Wielding tools that exploited four previously unknown vulnerabilities, the allegedly Chinese group that Microsoft dubs “Hafnium” has been breaking into email servers since January, remotely and silently siphoning information from their inboxes without having to send a single malicious email or rogue attachment.
Few victims of the hackers have been made public so far. Microsoft said this week that targets included infectious disease researchers, law firms, higher education institutions, defense contractors, policy think tanks, and non-governmental groups.

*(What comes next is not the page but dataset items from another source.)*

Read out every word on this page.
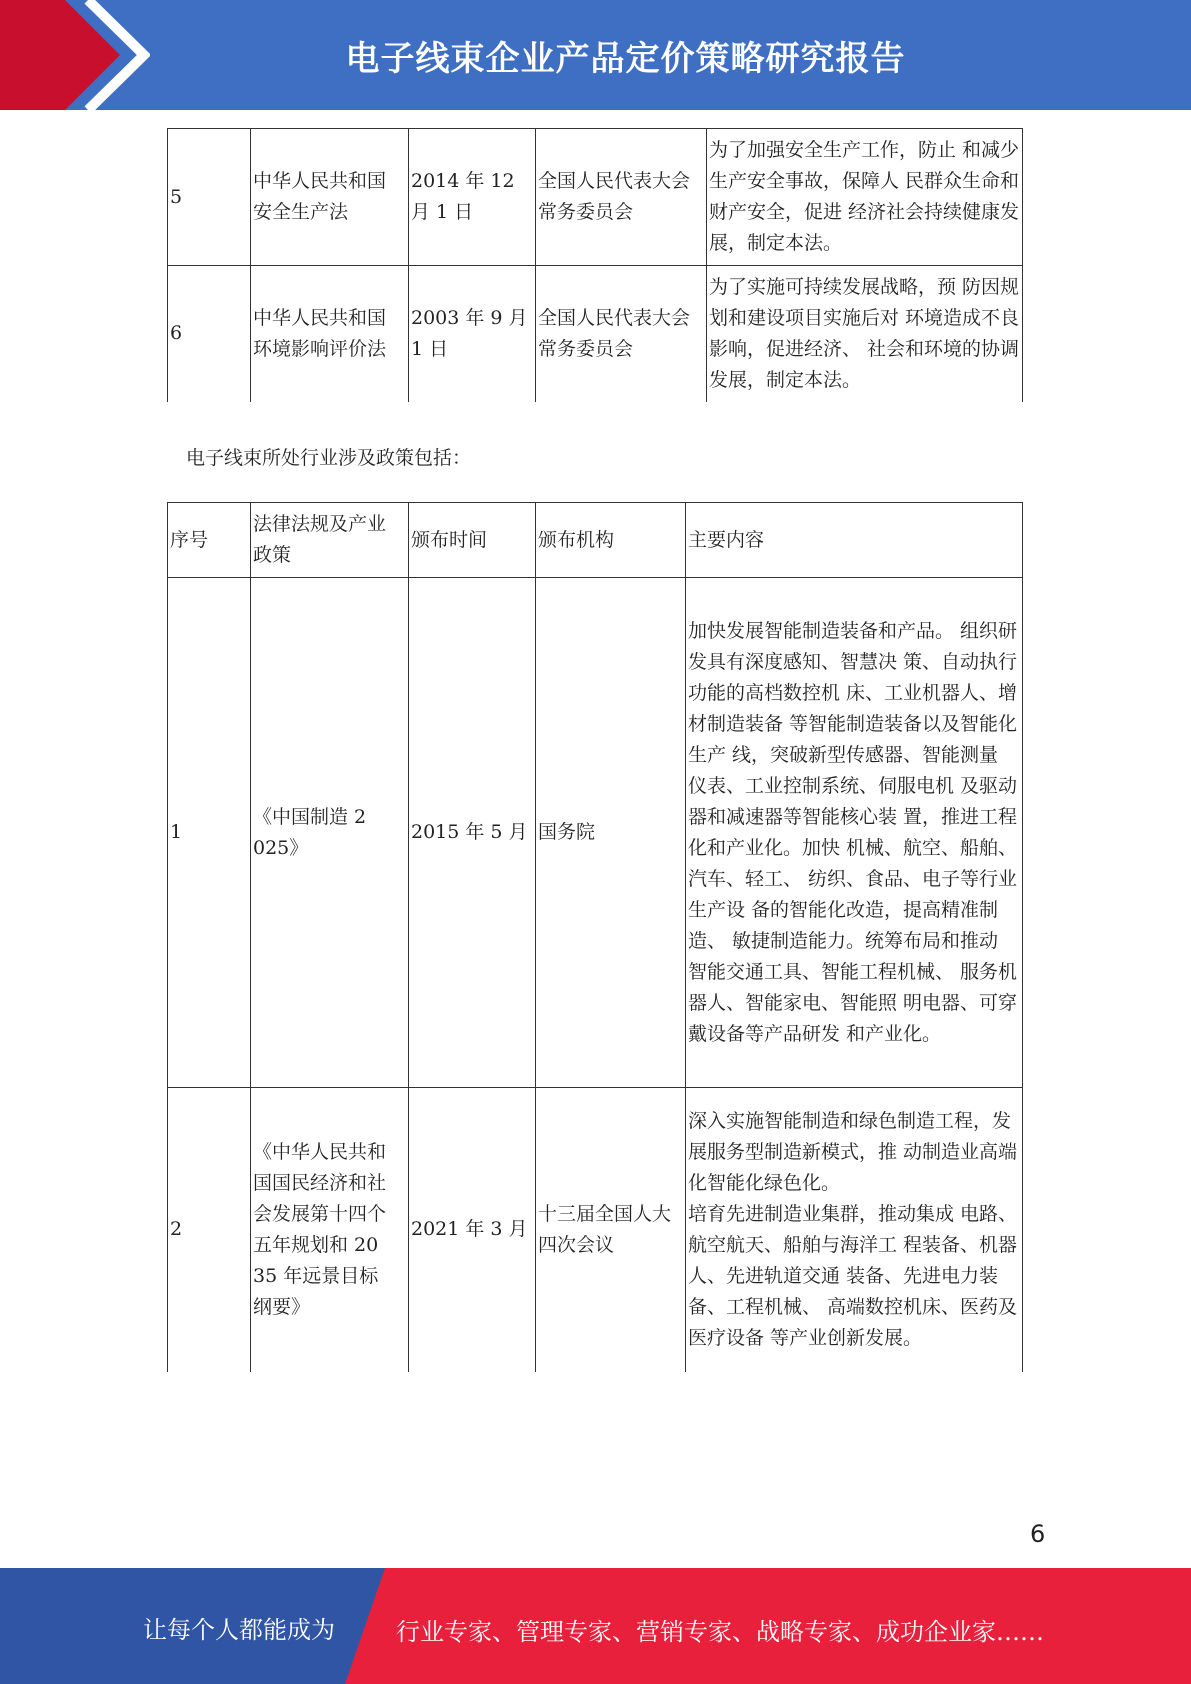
电子线束企业产品定价策略研究报告
5	中华人民共和国安全生产法	2014 年 12 月 1 日	全国人民代表大会常务委员会	为了加强安全生产工作，防止 和减少生产安全事故，保障人 民群众生命和财产安全，促进 经济社会持续健康发展，制定本法。
6	中华人民共和国环境影响评价法	2003 年 9 月 1 日	全国人民代表大会常务委员会	为了实施可持续发展战略，预 防因规划和建设项目实施后对 环境造成不良影响，促进经济、 社会和环境的协调发展，制定本法。
电子线束所处行业涉及政策包括：
序号	法律法规及产业政策	颁布时间	颁布机构	主要内容
1	《中国制造 2025》	2015 年 5 月	国务院	加快发展智能制造装备和产品。 组织研发具有深度感知、智慧决 策、自动执行功能的高档数控机 床、工业机器人、增材制造装备 等智能制造装备以及智能化生产 线，突破新型传感器、智能测量 仪表、工业控制系统、伺服电机 及驱动器和减速器等智能核心装 置，推进工程化和产业化。加快 机械、航空、船舶、汽车、轻工、 纺织、食品、电子等行业生产设 备的智能化改造，提高精准制造、 敏捷制造能力。统筹布局和推动 智能交通工具、智能工程机械、 服务机器人、智能家电、智能照 明电器、可穿戴设备等产品研发 和产业化。
2	《中华人民共和国国民经济和社会发展第十四个五年规划和 2035 年远景目标纲要》	2021 年 3 月	十三届全国人大四次会议	深入实施智能制造和绿色制造工程，发展服务型制造新模式，推 动制造业高端化智能化绿色化。
培育先进制造业集群，推动集成 电路、航空航天、船舶与海洋工 程装备、机器人、先进轨道交通 装备、先进电力装备、工程机械、 高端数控机床、医药及医疗设备 等产业创新发展。
6
让每个人都能成为	行业专家、管理专家、营销专家、战略专家、成功企业家……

On Tuesday, researchers at Dell Technologies’ Secureworks said the pace of break-ins began spiking overnight last Sunday, something others have read as an indication that the hackers ramped up their activity because they knew they were about to be exposed.
Much of the activity was concentrated in the United States, but victims have popped up around the world.
Norwegian authorities said they had seen “limited” use of the hacking tools in their country. The Prague municipality and the Czech Ministry for Labor and Social Affairs were among those affected, according to a European cyber official briefed on the matter.
The official said that the technique’s ease of exploitation meant that the hackers had effectively been enjoying a “free buffet” since the beginning of the year.
The worry now is that others may be about to join the feast.
Although Microsoft has published fixes for the vulnerabilities and the U.S. government – including National Security Adviser Jake Sullivan – has urged users to update their software, in practice not everyone is. Meanwhile, hackers are studying the fixes to reverse engineer Hafnium’s tools and appropriate them for themselves.
Once that happens, experts say, the targeting may get even more aggressive.